A questo punto si è collegati al server ed è possibile dare i comandi Unix consueti.

Usando Cygwin/X sotto Windows

Cygwin/X è un server XWindows che consente di lanciare applicazioni grafiche visualizzando l'output grafico sul PC locale.

Dopo aver fatto doppio click sull'applicazione identificata dall'icona Cygwin64 Terminal compare una finestra di terminale nella quale occorre dare il comando startxwin.

Uso di Cygwin/X 1

Il comando startxwin produce una serie di messaggi in output. La finestra in cui è stato lanciato il comando va chiusa solo al termine della sessione di lavoro, dato che la sua chiusura comporta la terminazione del server XWindows. Occorre ora aprire una nuova finestra, facendo nuovamente doppio click sull'icona Cygwin64 Terminal. Nella nuova finestra occorre dare prima di tutto il comando:

export DISPLAY=:0.0
    

seguito poi dal comando ssh -Y per il collegamento vero e proprio al server:

ssh -Y cognome.nomeNN\@studio.unibo.it@disi-hpc.csr.unibo.it
    

Si presti attenzione al carattere backslash (\) che va inserito solo davanti al primo carattere @ (che fa parte dell'indirizzo di posta), ma non davanti al secondo (che fa da separatore tra nome utente e nome del server). Verrà richiesta la password, che è quella istituzionale.

Per verificare che tutto funzioni correttamente è possibile lanciare il comando xeyes: dovrebbe comparire una finestra con due "occhi" che seguono il puntatore del mouse. È ora possibile interrompere il programma xeyes (ad esempio premendo Ctrl-C nella finestra in cui รจ stato lanciato) e operare normalmente. È importante ricordare di lasciare aperta la prima finestra (quella in cui è stato lanciato startxwin) fino al termine della sessione di lavoro.

Uso di Cygwin/X 2

Accesso al server CUDA (disi-hpc-cuda.csr.unibo.it)

Usando ssh da sistemi Unix/Linux

Chi usa Linux può collegarsi al server con il comando:

ssh -Y nome.cognome@disi-hpc-cuda.csr.unibo.it

usando le credenziali fornite dal docente; si noti che il nome utente per il server CUDA non deve includere la parte @studio.unibo.it. Le istruzioni per l'accesso da client Windows sono analoghe a quelle per il server disi-hpc.csr.unibo.it, tenendo presente il diverso nome utente.

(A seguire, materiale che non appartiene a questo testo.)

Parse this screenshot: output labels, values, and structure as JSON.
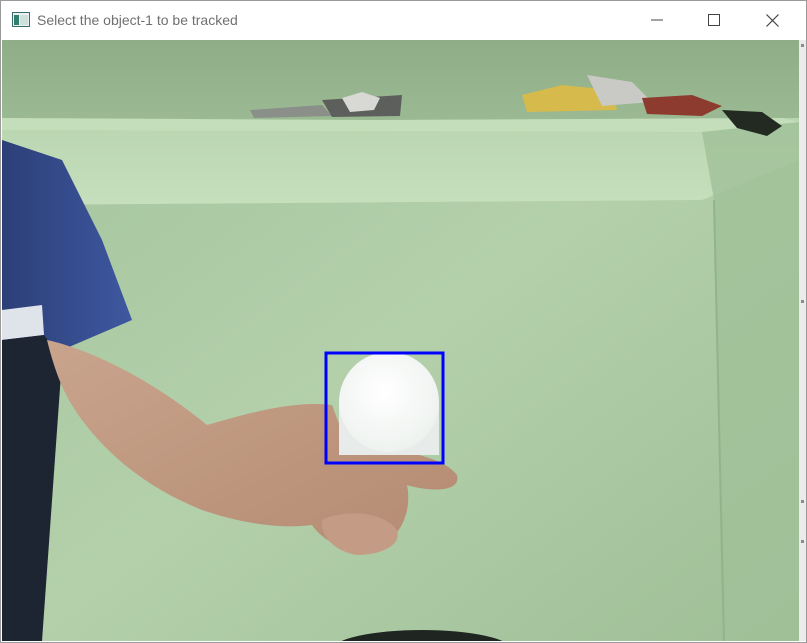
{
  "window": {
    "title": "Select the object-1 to be tracked"
  },
  "controls": {
    "minimize_icon": "minimize-icon",
    "maximize_icon": "maximize-icon",
    "close_icon": "close-icon"
  },
  "frame": {
    "selection_color": "#0000ff",
    "wall_color": "#a9c9a1"
  }
}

Accesso alle risorse HPC dall'esterno

I server disi-hpc.csr.unibo.it e disi-hpc-cuda.csr.unibo.it non sono raggiungibili al di fuori della rete del Polo. Per accedere dall'esterno è necessario collegarsi tramite ssh a si-alfa.csr.unibo.it (che è raggiungibile dall'esterno), e da qui aprire una nuova connessione ssh al server di interesse. L'accesso avviene usando le proprie credenziali di Ateneo (in modo simile all'accesso a disi-hpc.csr.unibo.it); è quindi necessario usare il comando:

ssh nome.cognomeNNN\@studio.unibo.it@si-alfa.csr.unibo.it

dove nome.cognomeNNN\@studio.unibo.it va rimpiazzato dal vostro indirizzo mail istituzionale (attenzione al carattere \ prima del primo carattere @), e la password che viene richiesta è la vostra password istituzionale.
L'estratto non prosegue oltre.